Os cidadãos do Sotavento Algarvio não fazem ideia dos riscos que correm ao serem “tratados” no serviço de cirurgia do Hospital de Faro.
Conheço a situação desde que fui diretor do Curso de Medicina da Universidade do Algarve (2008-2013) e da qual alertei a administração hospitalar durante o meu mandato. Também tornei o meu parecer público, na imprensa local em 2011, com grande consternação dos poderes instalados.
Tenho esperança que a denúncia da corajosa colega Diana Pereira venha a ser um daqueles momentos “me too”
A ação da minha colega Diana Pereira, ao denunciar as graves negligências que ela testemunhou, é uma atitude rara que só um médico com altos padrões éticos e grande coragem o faz, perante um sistema corrupto onde a mediocridade esconde a mediocridade.
A verdadeira extensão do problema vai muito além da denúncia da colega Diana Pereira e nunca poderá ser exatamente avaliado dado que não existe uma auditoria honesta e eficaz dos serviços. E não creio que a Ordem dos Médicos ao “investigar” o problema tome outra atitude que não seja de compromisso com o poder estabelecido.
A presente situação no Hospital de Faro podia ter sido resolvida há meses se a tutela política fosse isenta de promiscuidades nas nomeações dos administradores. Quer o Ministro da Saúde, quer o Diretor Executivo do SNS foram alertados várias vezes para os problemas graves que comprometem a saúde da população algarvia, mas escolheram nada fazer.

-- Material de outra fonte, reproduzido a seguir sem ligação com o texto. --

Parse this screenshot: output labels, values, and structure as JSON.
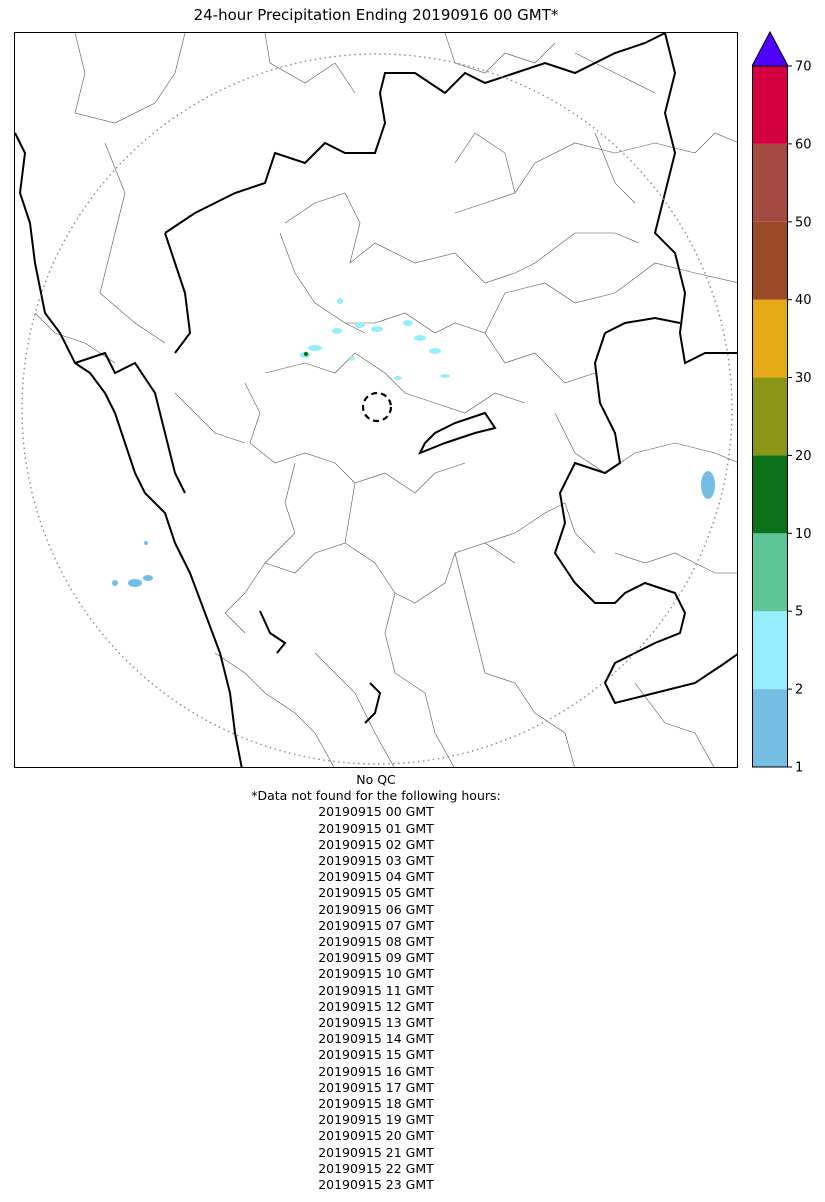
{
  "title": "24-hour Precipitation Ending 20190916 00 GMT*",
  "qc_note": "No QC",
  "missing_note": "*Data not found for the following hours:",
  "missing_hours": [
    "20190915 00 GMT",
    "20190915 01 GMT",
    "20190915 02 GMT",
    "20190915 03 GMT",
    "20190915 04 GMT",
    "20190915 05 GMT",
    "20190915 06 GMT",
    "20190915 07 GMT",
    "20190915 08 GMT",
    "20190915 09 GMT",
    "20190915 10 GMT",
    "20190915 11 GMT",
    "20190915 12 GMT",
    "20190915 13 GMT",
    "20190915 14 GMT",
    "20190915 15 GMT",
    "20190915 16 GMT",
    "20190915 17 GMT",
    "20190915 18 GMT",
    "20190915 19 GMT",
    "20190915 20 GMT",
    "20190915 21 GMT",
    "20190915 22 GMT",
    "20190915 23 GMT"
  ],
  "colorbar": {
    "ticks": [
      "1",
      "2",
      "5",
      "10",
      "20",
      "30",
      "40",
      "50",
      "60",
      "70"
    ],
    "colors": [
      "#74bde3",
      "#96eefc",
      "#5cc698",
      "#0c7219",
      "#8b9617",
      "#e7aa17",
      "#9b4a26",
      "#a44a42",
      "#d4003f"
    ],
    "extend_color": "#5000ff"
  },
  "map": {
    "range_ring": "dotted",
    "radar_marker": "dashed circle",
    "boundary_colors": {
      "major": "#000000",
      "minor": "#555555",
      "ring": "#888888"
    }
  }
}
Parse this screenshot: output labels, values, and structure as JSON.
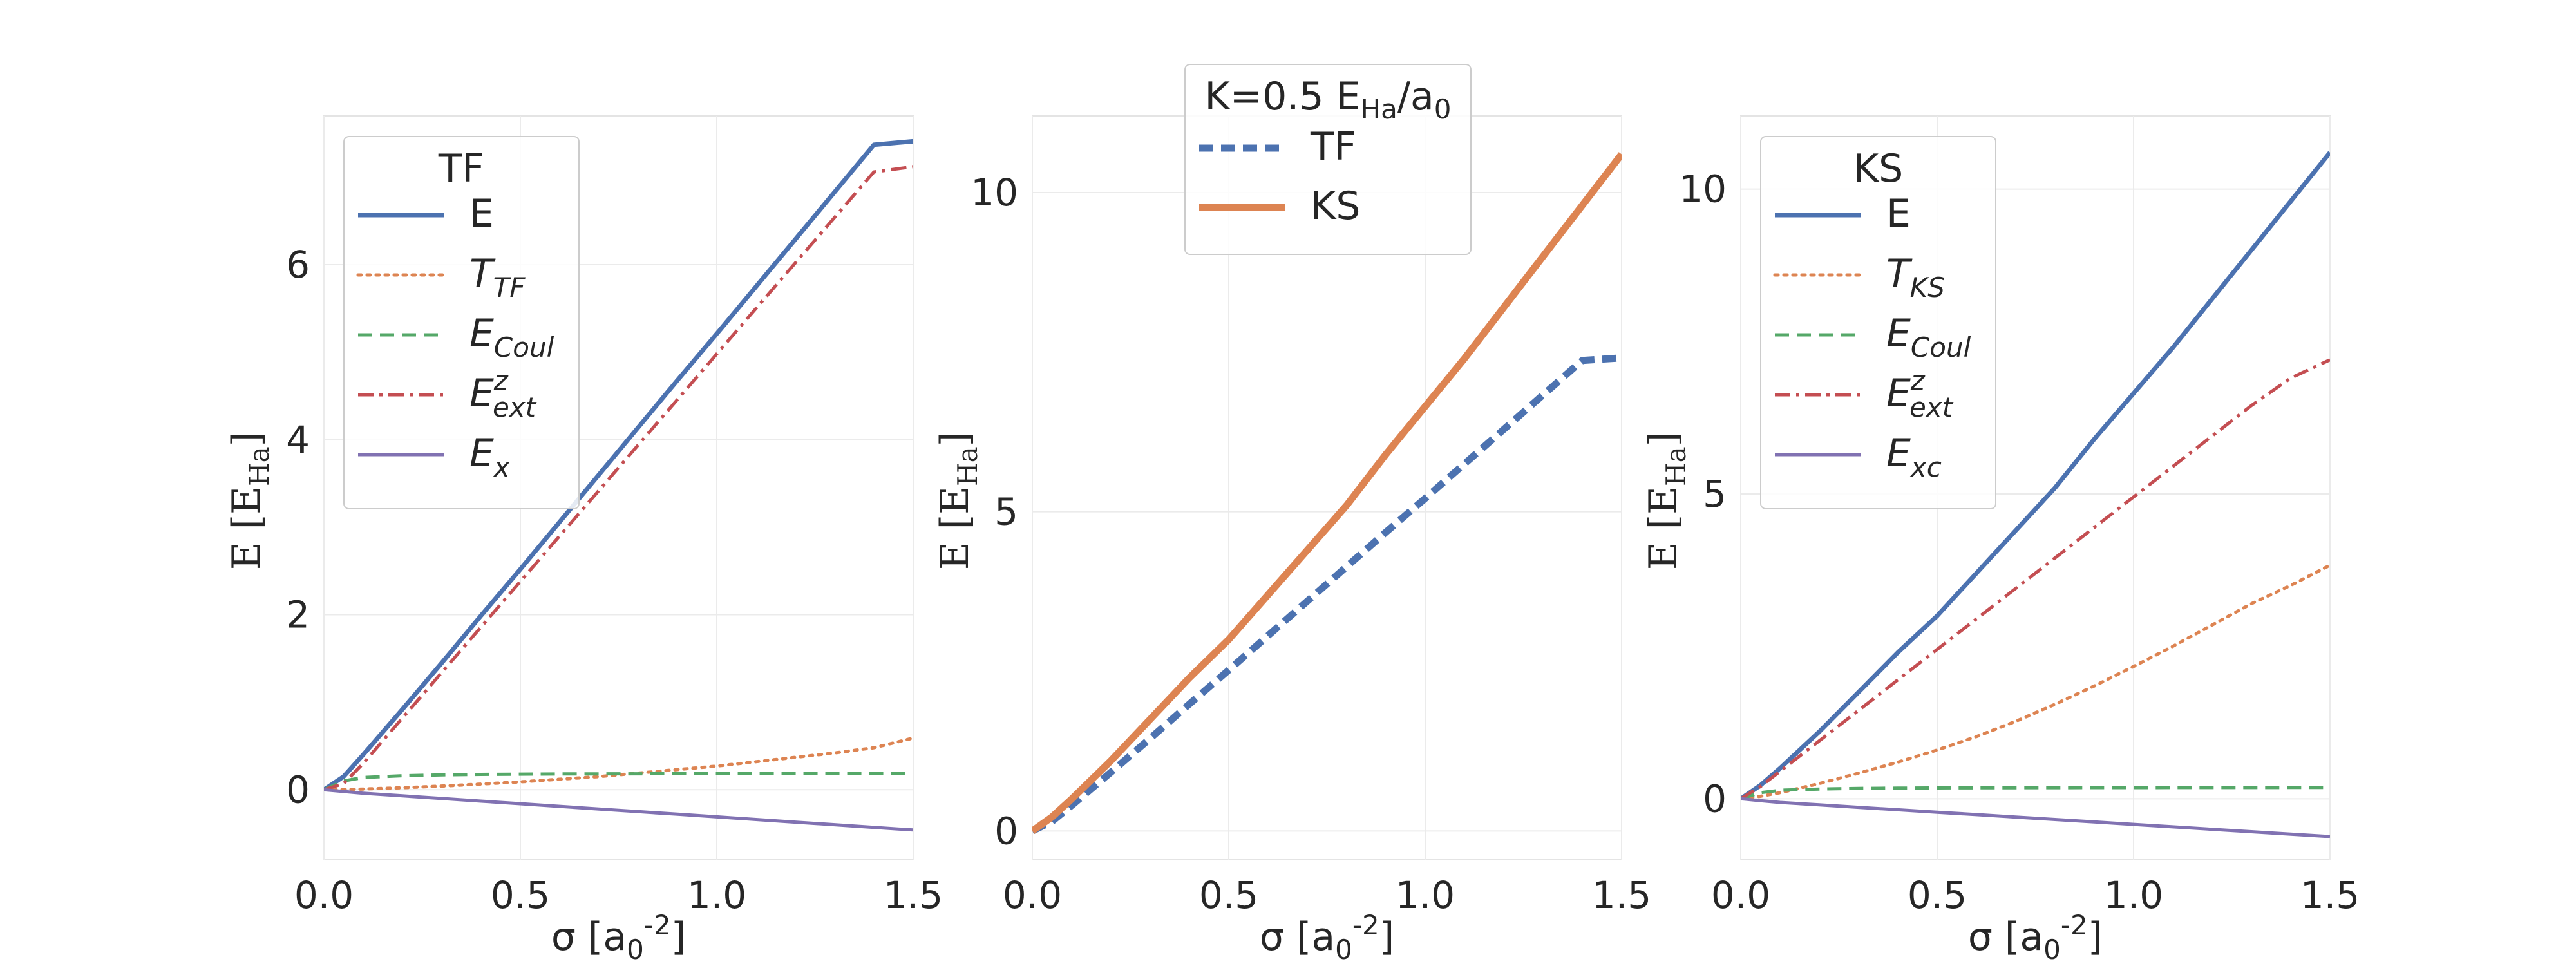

A Faculdade de Medicina da Universidade do Algarve viu-se obrigada a suspender a colocação de estudantes em estágios no Hospital de Faro por reconhecer a falta de padrões mínimos de qualidade em vários serviços.
Não tenho ilusões que a maioria das decisões tomadas pelos políticos dão máxima prioridade aos seus interesses pessoais seguidos dos interesses do partido. Os interesses dos cidadãos contam, em pequena medida, apenas durante o curto período das eleições. Infelizmente, os graves problemas do Hospital de Faro não são únicos no país. Não existe em Portugal uma cultura de segurança do doente com sistemas instalados tal como, por exemplo, na indústria da aviação civil. Vai demorar gerações a progredir nesse sentido.
Vivo em Londres, onde percorri quase toda a minha carreira de médico, passando curtas temporadas no Algarve. Devo confessar que quando lá estou [no Algarve], vivo com a constante preocupação de involuntariamente ir parar ao Hospital de Faro, como doente, se me acontece uma emergência cirúrgica.
Tenho esperança que a denúncia da corajosa colega Diana Pereira venha a ser um daqueles momentos “me too”, que encoraje mais colegas e doentes conhecedores ou vítimas dos graves problemas do Hospital de Faro a virem a público denunciar esta situação, vergonhosa para o Algarve e para o país.